Considering again that ‘x’ is a generic ID TabLinker gives to a cell, the resulting SQL export shall consist of a single table of observations with the following structure:
|x||5||M||less or equal than 70||Haarlem||NH|
TabLinker will have an additional feature for, given a previously generated RDF model, reconstruct the original Excel spreadsheet, preserving its data and its structure as well.
Glossary of terms
- The RDF (Resource Description Framework) data model is similar to classic conceptual modeling approaches such as entity-relationship or class diagrams, as it is based upon the idea of making statements about resources (in particular Web resources) in the form of subject-predicate-object expressions. These expressions are known as triples in RDF terminology. The subject denotes the resource, and the predicate denotes traits or aspects of the resource and expresses a relationship between the subject and the object. For example, one way to represent the notion “The sky has the color blue” in RDF is as the triple: a subject denoting “the sky” , a predicate denoting “has the color”, and an object denoting “blue”. Therefore RDF swaps object for subject that would be used in the classical notation of an Entity–attribute–value model within Object oriented design; object (sky), attribute (color) and value (blue). RDF is an abstract model with several serialization formats (i.e., file formats), and so the particular way in which a resource or triple is encoded varies from format to format.

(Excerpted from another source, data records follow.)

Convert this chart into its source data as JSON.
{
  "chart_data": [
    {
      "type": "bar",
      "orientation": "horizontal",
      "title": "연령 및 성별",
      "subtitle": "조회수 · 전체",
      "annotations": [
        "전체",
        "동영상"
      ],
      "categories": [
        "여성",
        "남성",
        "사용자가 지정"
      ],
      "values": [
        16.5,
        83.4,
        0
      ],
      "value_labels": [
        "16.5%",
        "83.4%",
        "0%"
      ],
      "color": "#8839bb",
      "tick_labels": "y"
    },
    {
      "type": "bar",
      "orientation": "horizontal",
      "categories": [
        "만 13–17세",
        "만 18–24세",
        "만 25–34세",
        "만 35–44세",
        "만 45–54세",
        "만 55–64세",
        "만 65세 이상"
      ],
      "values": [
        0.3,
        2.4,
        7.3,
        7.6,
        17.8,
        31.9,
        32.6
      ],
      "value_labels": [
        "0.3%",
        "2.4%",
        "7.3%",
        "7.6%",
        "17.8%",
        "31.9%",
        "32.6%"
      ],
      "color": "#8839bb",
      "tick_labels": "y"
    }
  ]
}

- A spreadsheet displays multiple cells usually in a two-dimensional matrix or grid consisting of rows and columns (in other words, a table, hence “tabular”). Each cell contains alphanumeric text, numeric values, or formulas. A formula defines how the content of that cell is to be calculated from the contents of any other cell (or combination of cells) each time any cell is updated. A pseudo third dimension to the matrix is sometimes applied as another layer, or layers/sheets, of two-dimensional data. Spreadsheets share many principles and traits of databases, but spreadsheets and databases are not the same thing. A spreadsheet is essentially just one table, whereas a database is a collection of many tables with machine-readable semantic relationships between them. Spreadsheets are often imported into databases to become tables within them. While it is true that a workbook that contains three sheets is indeed a file containing multiple tables that can interact with each other, it lacks the relational structure of a database.
- Structured Query Language is a language designed for managing data in relational database management systems (RDBMS). Originally based upon relational algebra and tuple relational calculus, its scope includes data insert, query, update and delete, schema creation and modification, and data access control.